Yay! Happy New Year all!
I spent the welcoming of the new year in a really crazy party. Not quite my taste though... I mean, family is great and all, but I wish I could have celebrated it with my friends. It would have been more fun for me. =P
Still, the people there were nice. We won some huge all-round sound system. XD Actually, we walked out of the restaurant/bar because it was about 1am and we thought we didn't win anything from the lucky draw so we saw no point in staying.
Then as my dad drove us off, my mom's friend called to exclaim that we won second prize and to come and claim our reward. So yeah.
Personally, I do wonder if I'm bothering him. (No brainer to who HIM is.) Kyoya would probably say he won't mind it, but I really hate the feeling of being a bother to someone.
That's why eventually I will stop asking for help from people... Zzz... And even though I say I'll not be paiseh and keep pestering the Kyoya for help for chinese, most likely, by Feb, I'd stop asking... For that exact reason of not wanting to be a bother to people. Zzz...

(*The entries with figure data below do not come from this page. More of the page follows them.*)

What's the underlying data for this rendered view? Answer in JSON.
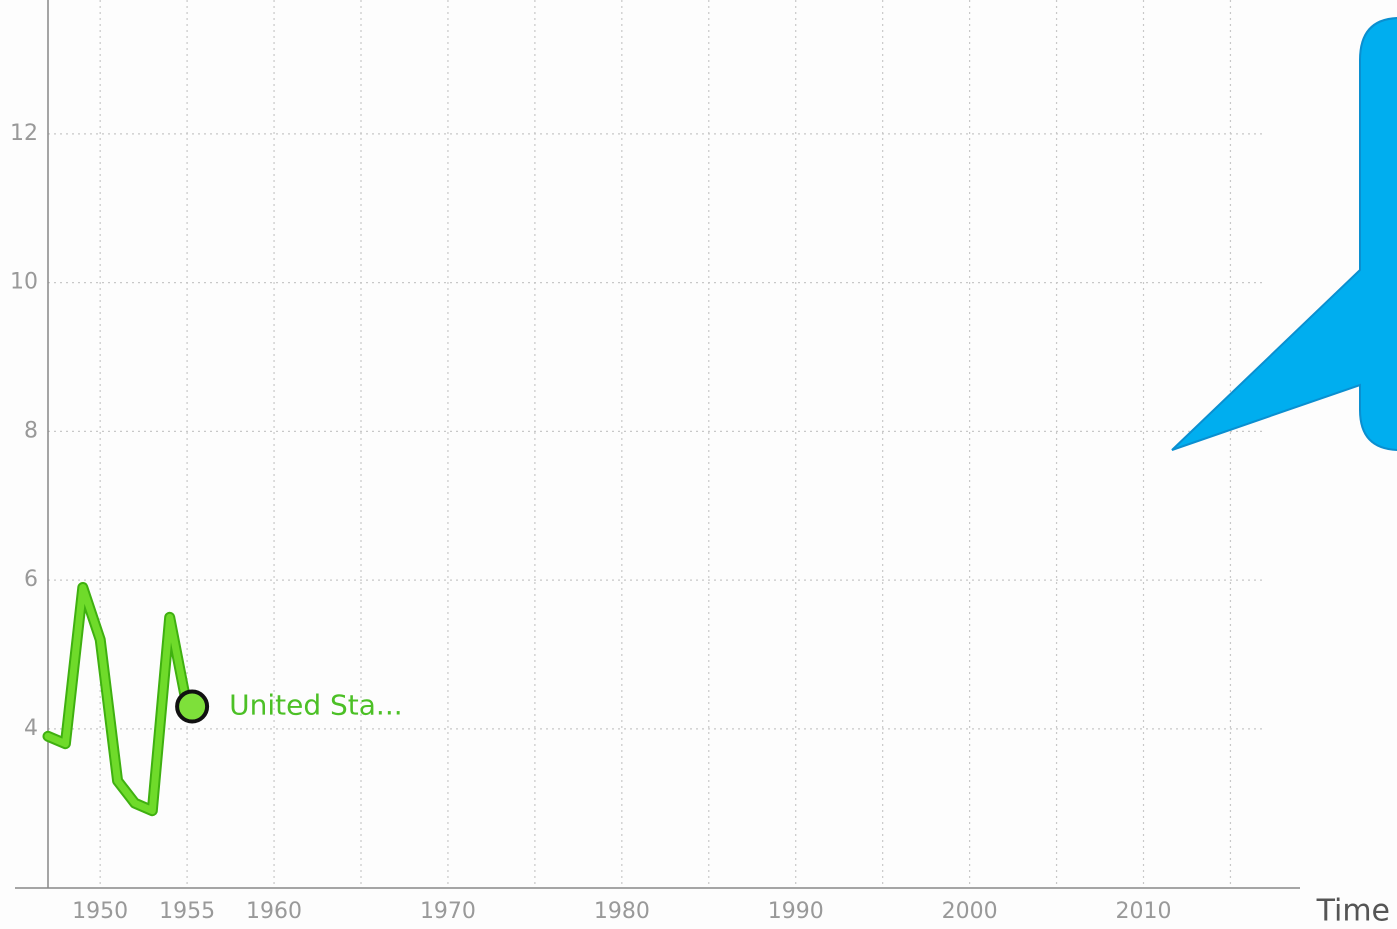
{
  "chart_data": {
    "type": "line",
    "x_label": "Time",
    "x": [
      1947,
      1948,
      1949,
      1950,
      1951,
      1952,
      1953,
      1954,
      1955
    ],
    "series": [
      {
        "name": "United Sta...",
        "color": "#6fdb2a",
        "values": [
          3.9,
          3.8,
          5.9,
          5.2,
          3.3,
          3.0,
          2.9,
          5.5,
          4.3
        ]
      }
    ],
    "xlim": [
      1947,
      2019
    ],
    "ylim": [
      1.86,
      13.8
    ],
    "xticks": [
      1950,
      1955,
      1960,
      1970,
      1980,
      1990,
      2000,
      2010
    ],
    "xgrid": [
      1950,
      1955,
      1960,
      1965,
      1970,
      1975,
      1980,
      1985,
      1990,
      1995,
      2000,
      2005,
      2010,
      2015
    ],
    "yticks": [
      4,
      6,
      8,
      10,
      12
    ],
    "grid": true
  }
}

And... Well... I don't know Sexy that well to be able to decipher his feelings over smses. That's why even though I know he likes me, I am still in the "let's see how it plays out" mode. Haha! I suppose I'm too cautious when it comes to people. =/
For me, in any kind of relationship, friendship or BGR, I need to know the other party. Or else, it'd probably end up like A... The more I know him, the more I want to run in the other direction.
Or like my cell leader. Someone whom I thought knew and understood me. But in reality, they are only words.
So I guess... Even though I know I like him, but... For the life of me, I can't imagine myself with him... Or without him, for that matter. So... yeah... I have a feeling that being with him is a lot like being with Yuki. The kind where you love that person's company, but at times, you can't decide to love them or kill them.
There's a reason why I almost never SMS Yuki. I swear, I'd probably kill her the next time I see her if I do. And Cross wonders why I always talk to her through him... Even though he's a complete asshole, he's still easier to talk to online/via SMS than Yuki.
Oh well... It's the new year. =P There are lots of possibilities for this year. I just hope things turn out well.